The present study found age, BMI, and central obesity to be risk factors for diabetes prevalence, which is consistent with results of previous studies on older individuals [21, 37]. With rapid development of the economy and urbanisation, the way of living has changed significantly in Chinese individuals. Chinese consumers have shown a sharp increase in consumption of meat and reduction in consumption of cereals. People are less physically active and adopt a sedentary lifestyle, which has increased the obesity rates in Chinese population and increased the risk of diabetes [38–40]. Previous studies have shown that smoking, drinking, and lack of physical exercise are closely associated with incidence of T2DM [41, 42]. However, these associations were not observed in the present study. This may be because we investigated participants' current behaviour rather than past behaviour, and some subjects may have changed their lifestyle after being diagnosed with T2DM, which may have affected the results.
To circumvent the high prevalence of diabetes and insufficiency of blood glucose control, the relevant government departments should continue to strengthen the prevention and management of patients with diabetes.
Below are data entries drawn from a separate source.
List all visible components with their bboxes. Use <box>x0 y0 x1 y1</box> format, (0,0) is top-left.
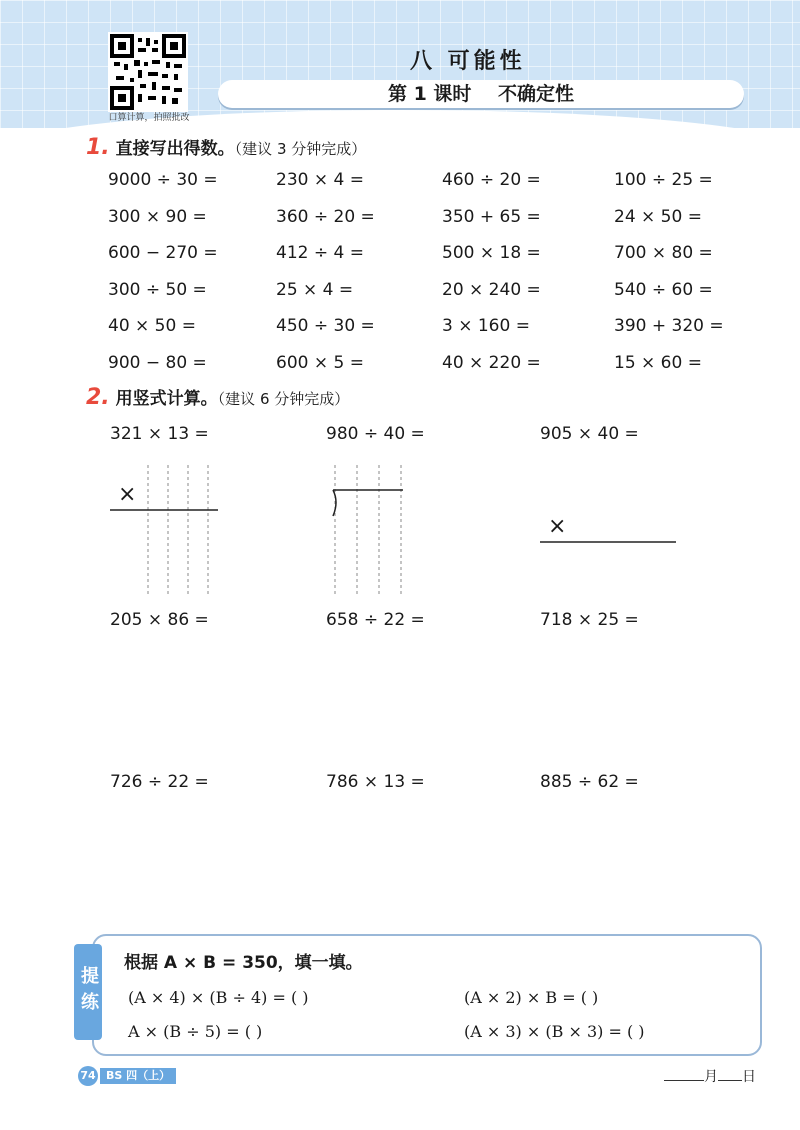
vertical-calc-problem: 726 ÷ 22 = <box>110 772 209 792</box>
unit-title: 八 可能性 <box>410 49 526 74</box>
vertical-calc-problem: 905 × 40 = <box>540 424 639 444</box>
vertical-calc-problem: 658 ÷ 22 = <box>326 610 425 630</box>
mental-math-problem: 460 ÷ 20 = <box>442 170 541 190</box>
mental-math-problem: 900 − 80 = <box>108 352 207 373</box>
lesson-name: 不确定性 <box>498 83 575 105</box>
mental-math-problem: 700 × 80 = <box>614 243 713 263</box>
mental-math-problem: 600 × 5 = <box>276 352 364 373</box>
practice-item-1[interactable]: (A × 4) × (B ÷ 4) = ( ) <box>128 988 309 1007</box>
page-number: 74 <box>78 1066 98 1086</box>
vertical-calc-problem: 205 × 86 = <box>110 610 209 630</box>
vertical-calc-problem: 321 × 13 = <box>110 424 209 444</box>
mental-math-problem: 15 × 60 = <box>614 352 702 373</box>
practice-tab: 提练 <box>74 944 102 1040</box>
mental-math-problem: 9000 ÷ 30 = <box>108 170 218 190</box>
qr-code-icon[interactable] <box>108 32 188 112</box>
section-1-number: 1. <box>86 135 110 160</box>
section-1-hint: （建议 3 分钟完成） <box>234 140 367 158</box>
practice-item-4[interactable]: (A × 3) × (B × 3) = ( ) <box>464 1022 645 1041</box>
vertical-calc-problem: 718 × 25 = <box>540 610 639 630</box>
date-field <box>664 1066 756 1086</box>
mental-math-problem: 412 ÷ 4 = <box>276 243 364 263</box>
practice-title: 根据 A × B = 350，填一填。 <box>124 953 363 973</box>
vertical-calc-problem: 980 ÷ 40 = <box>326 424 425 444</box>
multiply-sign-1: × <box>118 482 137 507</box>
section-2-title <box>86 384 349 410</box>
mental-math-problem: 100 ÷ 25 = <box>614 170 713 190</box>
mental-math-problem: 300 × 90 = <box>108 206 207 227</box>
section-2-hint: （建议 6 分钟完成） <box>217 390 350 408</box>
month-blank[interactable] <box>664 1068 704 1081</box>
day-blank[interactable] <box>718 1068 742 1081</box>
book-label: BS 四（上） <box>100 1068 176 1084</box>
month-label: 月 <box>704 1069 718 1085</box>
vertical-calc-problem: 885 ÷ 62 = <box>540 772 639 792</box>
mental-math-problem: 3 × 160 = <box>442 316 530 336</box>
mental-math-problem: 300 ÷ 50 = <box>108 279 207 300</box>
mental-math-problem: 450 ÷ 30 = <box>276 316 375 336</box>
mental-math-problem: 25 × 4 = <box>276 279 354 300</box>
practice-item-2[interactable]: (A × 2) × B = ( ) <box>464 988 599 1007</box>
section-2-text: 用竖式计算。 <box>115 389 218 409</box>
day-label: 日 <box>742 1069 756 1085</box>
mental-math-problem: 20 × 240 = <box>442 279 541 300</box>
mental-math-problem: 390 + 320 = <box>614 316 724 336</box>
mental-math-problem: 600 − 270 = <box>108 243 218 263</box>
mental-math-problem: 500 × 18 = <box>442 243 541 263</box>
mental-math-problem: 230 × 4 = <box>276 170 364 190</box>
practice-item-3[interactable]: A × (B ÷ 5) = ( ) <box>128 1022 263 1041</box>
section-2-number: 2. <box>86 385 110 410</box>
section-1-text: 直接写出得数。 <box>115 139 235 159</box>
lesson-title-bar <box>218 80 744 108</box>
mental-math-problem: 40 × 50 = <box>108 316 196 336</box>
vertical-calc-problem: 786 × 13 = <box>326 772 425 792</box>
multiply-sign-3: × <box>548 514 567 539</box>
mental-math-problem: 40 × 220 = <box>442 352 541 373</box>
mental-math-problem: 350 + 65 = <box>442 206 541 227</box>
qr-caption: 口算计算，拍照批改 <box>108 113 190 123</box>
mental-math-problem: 360 ÷ 20 = <box>276 206 375 227</box>
section-1-title <box>86 134 366 160</box>
mental-math-problem: 24 × 50 = <box>614 206 702 227</box>
lesson-label: 第 1 课时 <box>387 83 472 105</box>
mental-math-problem: 540 ÷ 60 = <box>614 279 713 300</box>
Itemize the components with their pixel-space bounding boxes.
First, to increase the early screening of patients with diabetes, early identification is crucial for the primary prevention of diabetes, especially in high-risk groups. Second, health workers should strengthen the management of patients with diabetes, regularly perform blood glucose testing, examine for complications, and impart self-management knowledge education in patients with diabetes. Finally, the government can adopt lifestyle intervention policies, lifestyle interventions can prevent or delay diabetes progress, advocating residents insist on physical exercise regularly, pay attention to weight, low salt, low fat, and low oil diet health education, which will help residents to develop a healthy lifestyle, improve lipid metabolism, maintain a healthy weight, and reduce the risk of T2DM.
This study has some limitations. First, due to the cross-sectional nature of the study, the causal relationship between T2DM and some risk factors could not be inferred; therefore, longitudinal studies are needed to verify the conclusions. Second, the sample population comprised elderly people residing only in Wuhan, which may have caused selection bias. However, the large sample size helped reduce the bias. Finally, dietary habits, family history, and other chronic diseases associated with diabetes were not included as variables in the study.